For my first visualization, I used geom_bar to create a bar graph. I decided to look at the the entries per month for 1 year in Union Station. I tweaked the colors of the bars using scale_fill_manual and re-positioned the labels on the y-axis using a theme to angle the text 90 degrees. I also reordered the months since R automatically computes it alphabetically. To do this, I used the factor() function.

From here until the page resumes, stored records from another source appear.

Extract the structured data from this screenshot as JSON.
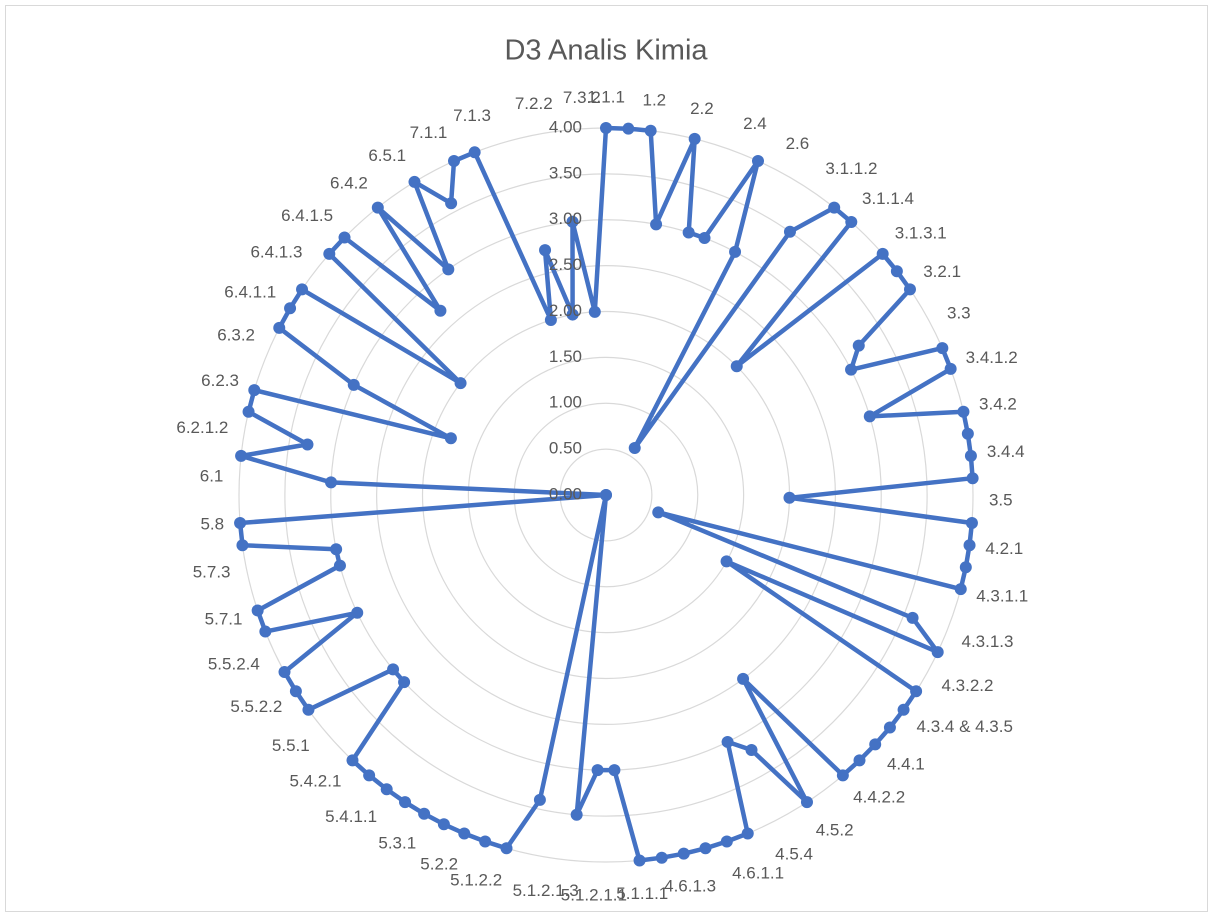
{
  "chart_data": {
    "type": "radar",
    "title": "D3 Analis Kimia",
    "categories": [
      "1.1.1",
      null,
      "1.2",
      null,
      "2.2",
      null,
      "2.4",
      null,
      "2.6",
      null,
      "3.1.1.2",
      null,
      "3.1.1.4",
      null,
      "3.1.3.1",
      null,
      "3.2.1",
      null,
      "3.3",
      null,
      "3.4.1.2",
      null,
      "3.4.2",
      null,
      "3.4.4",
      null,
      "3.5",
      null,
      "4.2.1",
      null,
      "4.3.1.1",
      null,
      "4.3.1.3",
      null,
      "4.3.2.2",
      null,
      "4.3.4 & 4.3.5",
      null,
      "4.4.1",
      null,
      "4.4.2.2",
      null,
      "4.5.2",
      null,
      "4.5.4",
      null,
      "4.6.1.1",
      null,
      "4.6.1.3",
      null,
      "5.1.1.1",
      null,
      "5.1.2.1.1",
      null,
      "5.1.2.1.3",
      null,
      "5.1.2.2",
      null,
      "5.2.2",
      null,
      "5.3.1",
      null,
      "5.4.1.1",
      null,
      "5.4.2.1",
      null,
      "5.5.1",
      null,
      "5.5.2.2",
      null,
      "5.5.2.4",
      null,
      "5.7.1",
      null,
      "5.7.3",
      null,
      "5.8",
      null,
      "6.1",
      null,
      "6.2.1.2",
      null,
      "6.2.3",
      null,
      "6.3.2",
      null,
      "6.4.1.1",
      null,
      "6.4.1.3",
      null,
      "6.4.1.5",
      null,
      "6.4.2",
      null,
      "6.5.1",
      null,
      "7.1.1",
      null,
      "7.1.3",
      null,
      "7.2.2",
      null,
      "7.3.2"
    ],
    "values": [
      4,
      4,
      4,
      3,
      4,
      3,
      3,
      4,
      3,
      0.6,
      3.5,
      4,
      4,
      2,
      4,
      4,
      4,
      3.2,
      3,
      4,
      4,
      3,
      4,
      4,
      4,
      4,
      2,
      4,
      4,
      4,
      4,
      0.6,
      3.6,
      4,
      1.5,
      4,
      4,
      4,
      4,
      4,
      4,
      2.5,
      4,
      3.2,
      3,
      4,
      4,
      4,
      4,
      4,
      4,
      3,
      3,
      3.5,
      0,
      3.4,
      4,
      4,
      4,
      4,
      4,
      4,
      4,
      4,
      4,
      3,
      3,
      4,
      4,
      4,
      3,
      4,
      4,
      3,
      3,
      4,
      4,
      0,
      3,
      4,
      3.3,
      4,
      4,
      1.8,
      3,
      4,
      4,
      4,
      2,
      4,
      4,
      2.7,
      4,
      3,
      4,
      3.6,
      4,
      4,
      2,
      2.75,
      2,
      3,
      2
    ],
    "color": "#4472c4",
    "ylim": [
      0,
      4
    ],
    "yticks": [
      {
        "value": 0,
        "label": "0.00"
      },
      {
        "value": 0.5,
        "label": "0.50"
      },
      {
        "value": 1,
        "label": "1.00"
      },
      {
        "value": 1.5,
        "label": "1.50"
      },
      {
        "value": 2,
        "label": "2.00"
      },
      {
        "value": 2.5,
        "label": "2.50"
      },
      {
        "value": 3,
        "label": "3.00"
      },
      {
        "value": 3.5,
        "label": "3.50"
      },
      {
        "value": 4,
        "label": "4.00"
      }
    ],
    "grid": true
  }
}
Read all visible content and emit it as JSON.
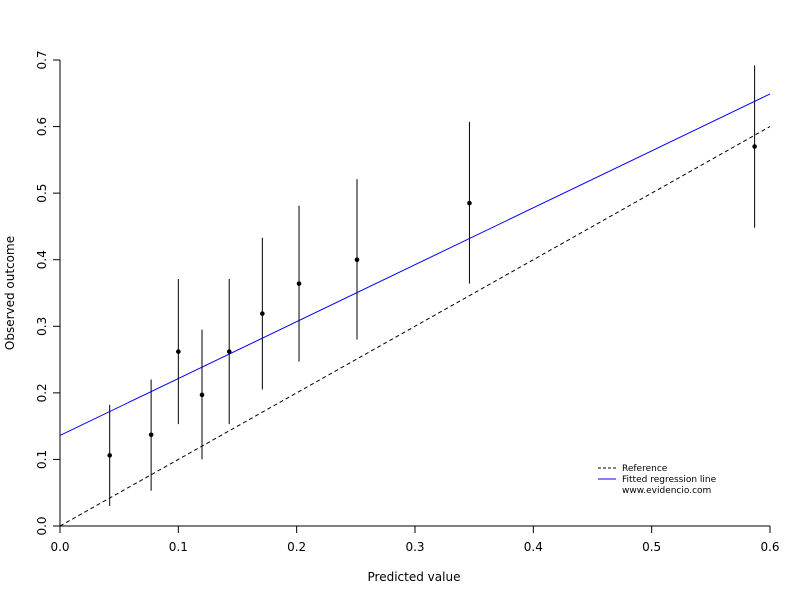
{
  "chart_data": {
    "type": "scatter",
    "title": "",
    "xlabel": "Predicted value",
    "ylabel": "Observed outcome",
    "xlim": [
      0,
      0.6
    ],
    "ylim": [
      0,
      0.7
    ],
    "x_ticks": [
      "0.0",
      "0.1",
      "0.2",
      "0.3",
      "0.4",
      "0.5",
      "0.6"
    ],
    "y_ticks": [
      "0.0",
      "0.1",
      "0.2",
      "0.3",
      "0.4",
      "0.5",
      "0.6",
      "0.7"
    ],
    "grid": false,
    "points": [
      {
        "x": 0.042,
        "y": 0.106,
        "lower": 0.03,
        "upper": 0.182
      },
      {
        "x": 0.077,
        "y": 0.137,
        "lower": 0.053,
        "upper": 0.22
      },
      {
        "x": 0.1,
        "y": 0.262,
        "lower": 0.153,
        "upper": 0.371
      },
      {
        "x": 0.12,
        "y": 0.197,
        "lower": 0.1,
        "upper": 0.295
      },
      {
        "x": 0.143,
        "y": 0.262,
        "lower": 0.153,
        "upper": 0.371
      },
      {
        "x": 0.171,
        "y": 0.319,
        "lower": 0.205,
        "upper": 0.433
      },
      {
        "x": 0.202,
        "y": 0.364,
        "lower": 0.247,
        "upper": 0.481
      },
      {
        "x": 0.251,
        "y": 0.4,
        "lower": 0.28,
        "upper": 0.521
      },
      {
        "x": 0.346,
        "y": 0.485,
        "lower": 0.364,
        "upper": 0.607
      },
      {
        "x": 0.587,
        "y": 0.57,
        "lower": 0.448,
        "upper": 0.692
      }
    ],
    "reference_line": {
      "x": [
        0,
        0.6
      ],
      "y": [
        0,
        0.6
      ],
      "color": "#000000",
      "style": "dashed"
    },
    "regression_line": {
      "x": [
        0,
        0.6
      ],
      "y": [
        0.136,
        0.649
      ],
      "color": "#0000ff",
      "style": "solid"
    },
    "legend": {
      "placement": "bottom-right",
      "entries": [
        {
          "label": "Reference",
          "color": "#000000",
          "style": "dashed"
        },
        {
          "label": "Fitted regression line",
          "color": "#0000ff",
          "style": "solid"
        },
        {
          "label": "www.evidencio.com",
          "color": "",
          "style": "none"
        }
      ]
    }
  }
}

Overall, the Union Station metro station appears to be consistently utilized all year round. There is no month below 15,000 entries. This aligns with Union Station’s status as a commuter hub and solidifies itself as a cornerstone among DC public transportation I was interested to see that October 2025 had the most entries in Union Station, despite there not being any immediate events or holidays that I could immediately think of to cause that spike. Considering Union Station’s connections to commuter trains (MARC, Amtrak, etc), I do think looking at entries filtered by weekends and weekdays could be valuable.
My second visualization is a tree map of the entries at yellow line stations. I followed most of the same steps as my first visualization with regard to cleaning and organizing the data. To make the tree map more interesting, I used the palette “RdYlBu” which I found from the site we looked at in class.
I was interested in looking at one specific line so I chose the yellow line. Both the color and the size of the square indicate the number of entries for the stations. Unsurprisingly, Gallery Place has the highest number of entries with approximately 5 million over the course of one year. Gallery Place is a transfer point to the red line. The station with the second highest number of entries, L’Enfant Plaza also is a transfer point to green, orange, blue, and silver lines.